Carta ao Leitor: Um grito de alerta
Já passou da hora de atitude urgente para mitigar os estragos provocados pelas mudanças climáticas
![PIONEIRA Rachel Carson, autora de 'Primavera Silenciosa', de 1962: “Guerra sem tréguas contra a vida”](https://beta-develop.veja.abril.com.br/wp-content/uploads/2024/05/GettyImages-455251748.jpg.jpg?quality=90&strip=info&w=1280&h=720&crop=1)
A postura inepta das autoridades políticas diante das tragédias ambientais parece ser atávica, sinônimo de irresponsabilidade. As ações lentas — quando não o desdém a alertas preliminares e o descaso com os investimentos em contenção — resultam em cenas dramáticas como as do Rio Grande do Sul, coberto de água e lama desde o início de maio. Não é exclusividade brasileira, como a jabuticaba — basta lembrar dos estragos do furacão Katrina, que varreu a região metropolitana de Nova Orleans, nos Estados Unidos, em agosto de 2005. A letargia amplia os desastres naturais. Não se trata de afirmar que reações rápidas e adequadas, associadas à prevenção, sejam capazes de sempre frear a força inigualável da natureza. Não. Mas há um aspecto ainda mais terrível na imprudência oficial — a falta de controle e de regras tem acelerado, no mundo industrializado movido a combustíveis fósseis, as mudanças climáticas que empurram a humanidade para o precipício.
Já passou da hora, portanto, de atitude urgente. Há tempo de correção, caminhos sobejamente conhecidos para mitigar os estragos, e não vivemos o fim dos tempos. Os resultados desastrosos, contudo, se espraiam com rapidez — os efeitos já não se resumem à inaceitável morte de pessoas fragilizadas, multidões sem casa, plantações arruinadas pela chuva ou pela seca, aeroportos inundados. Na era dos extremos, uma série de pesquisas aponta para os malefícios que o desequilíbrio climático causa à saúde. Hoje, mais de 525 milhões de pessoas são vítimas de insegurança alimentar em decorrência do impacto do clima nas safras.
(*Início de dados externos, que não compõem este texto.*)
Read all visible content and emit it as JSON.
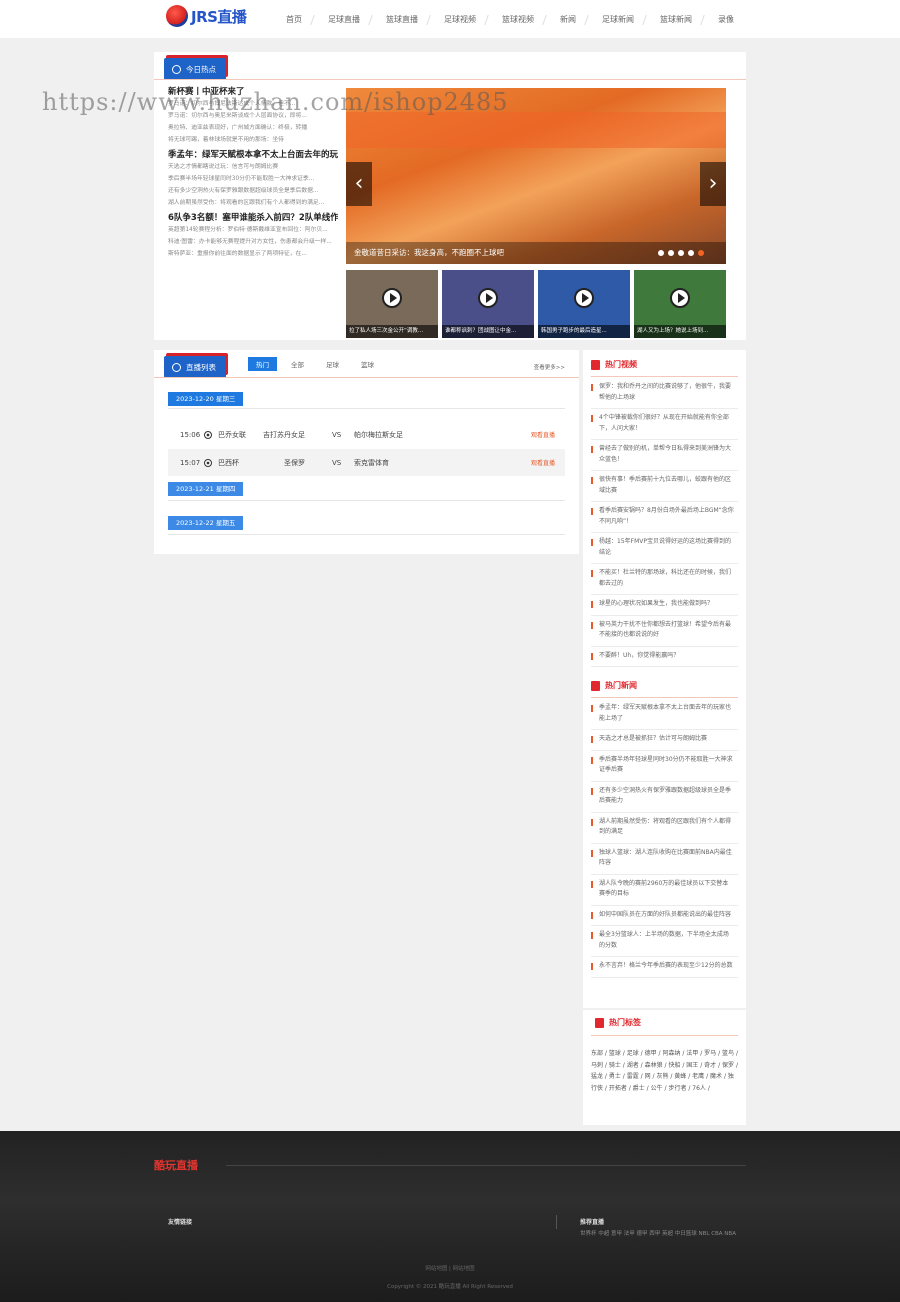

Chegará a 370% o crescimento do número de fatalidades relacionadas ao calor se o aumento da temperatura global atingir 2 graus na metade do século, como tristemente previsto.
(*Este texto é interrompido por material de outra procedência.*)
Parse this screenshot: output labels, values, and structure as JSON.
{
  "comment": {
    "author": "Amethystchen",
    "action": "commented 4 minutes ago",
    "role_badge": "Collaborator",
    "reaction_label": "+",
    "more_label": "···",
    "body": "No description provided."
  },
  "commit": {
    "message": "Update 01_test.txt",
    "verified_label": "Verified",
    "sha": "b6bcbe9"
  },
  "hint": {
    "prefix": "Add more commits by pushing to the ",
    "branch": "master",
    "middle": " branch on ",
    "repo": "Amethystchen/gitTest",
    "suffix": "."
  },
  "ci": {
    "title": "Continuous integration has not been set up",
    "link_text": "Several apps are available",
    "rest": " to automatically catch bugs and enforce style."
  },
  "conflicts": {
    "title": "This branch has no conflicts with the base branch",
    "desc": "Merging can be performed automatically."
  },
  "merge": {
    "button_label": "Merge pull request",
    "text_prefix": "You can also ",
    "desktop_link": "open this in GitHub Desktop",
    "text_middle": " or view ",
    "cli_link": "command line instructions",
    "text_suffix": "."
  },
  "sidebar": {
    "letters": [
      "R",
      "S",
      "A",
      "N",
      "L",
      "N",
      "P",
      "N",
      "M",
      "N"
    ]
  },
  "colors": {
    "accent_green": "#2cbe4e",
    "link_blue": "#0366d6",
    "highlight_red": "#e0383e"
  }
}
![VEJA-962.jpg HISTÓRIA - Capas de VEJA das décadas de 80 e 90: retrato do clamor da sociedade, num tempo em que se dizia “ecologia”](https://beta-develop.veja.abril.com.br/wp-content/uploads/2024/05/VEJA-962.jpg.jpg?quality=90&strip=info&w=1024&crop=1)
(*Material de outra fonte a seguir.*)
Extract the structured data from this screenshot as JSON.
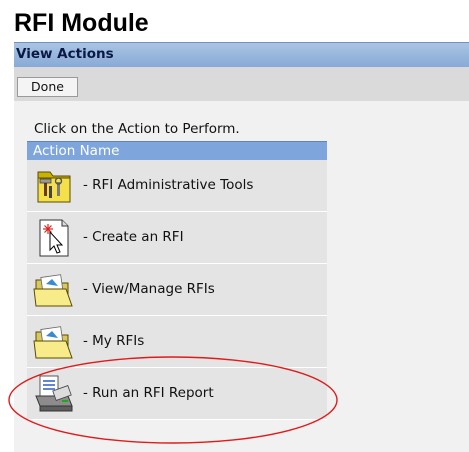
{
  "module": {
    "title": "RFI Module"
  },
  "header": {
    "title": "View Actions"
  },
  "toolbar": {
    "done_label": "Done"
  },
  "instruction": "Click on the Action to Perform.",
  "table": {
    "column_header": "Action Name",
    "rows": [
      {
        "label": "- RFI Administrative Tools",
        "icon": "admin-tools-folder-icon"
      },
      {
        "label": "- Create an RFI",
        "icon": "new-document-cursor-icon"
      },
      {
        "label": "- View/Manage RFIs",
        "icon": "open-folder-icon"
      },
      {
        "label": "- My RFIs",
        "icon": "open-folder-icon"
      },
      {
        "label": "- Run an RFI Report",
        "icon": "printer-report-icon"
      }
    ]
  },
  "annotation": {
    "shape": "ellipse",
    "color": "#e11a1a",
    "highlights": "- Run an RFI Report"
  }
}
É preocupante — sobretudo vergonhoso — imaginar que, apesar de alguns avanços, como a constituição do Painel Intergovernamental sobre Mudanças Climáticas (IPCC), e sucessivos eventos em forma de cúpulas internacionais, tenhamos caminhado de lado. É clamor que VEJA tem acompanhado desde seu início, em 1968, em reportagens de capa, ao refletir os humores da sociedade — clamor que recebeu ouvidos moucos dos poderosos de mãos dadas com a ganância, como se os militantes da ideia de preservação e conservação fossem lunáticos. Não pode ser assim. A vagareza deve ser interrompida. Convém lembrar o grito da filósofa e bióloga marinha americana Rachel Carson (1907-1964), autora de Primavera Silenciosa, de 1962 — de 1962! —, denúncia inaugural na defesa da ecologia, como se dizia naquele tempo, e revelação da nocividade dos inseticidas, antes celebrados como a salvação da lavoura. Eis o que disse Rachel, em trecho que parece ter sido escrito hoje: “A questão consiste em saber se alguma civilização pode levar adiante uma guerra sem tréguas contra a vida, sem destruir a si mesma e sem perder o direito de ser chamada de civilização”.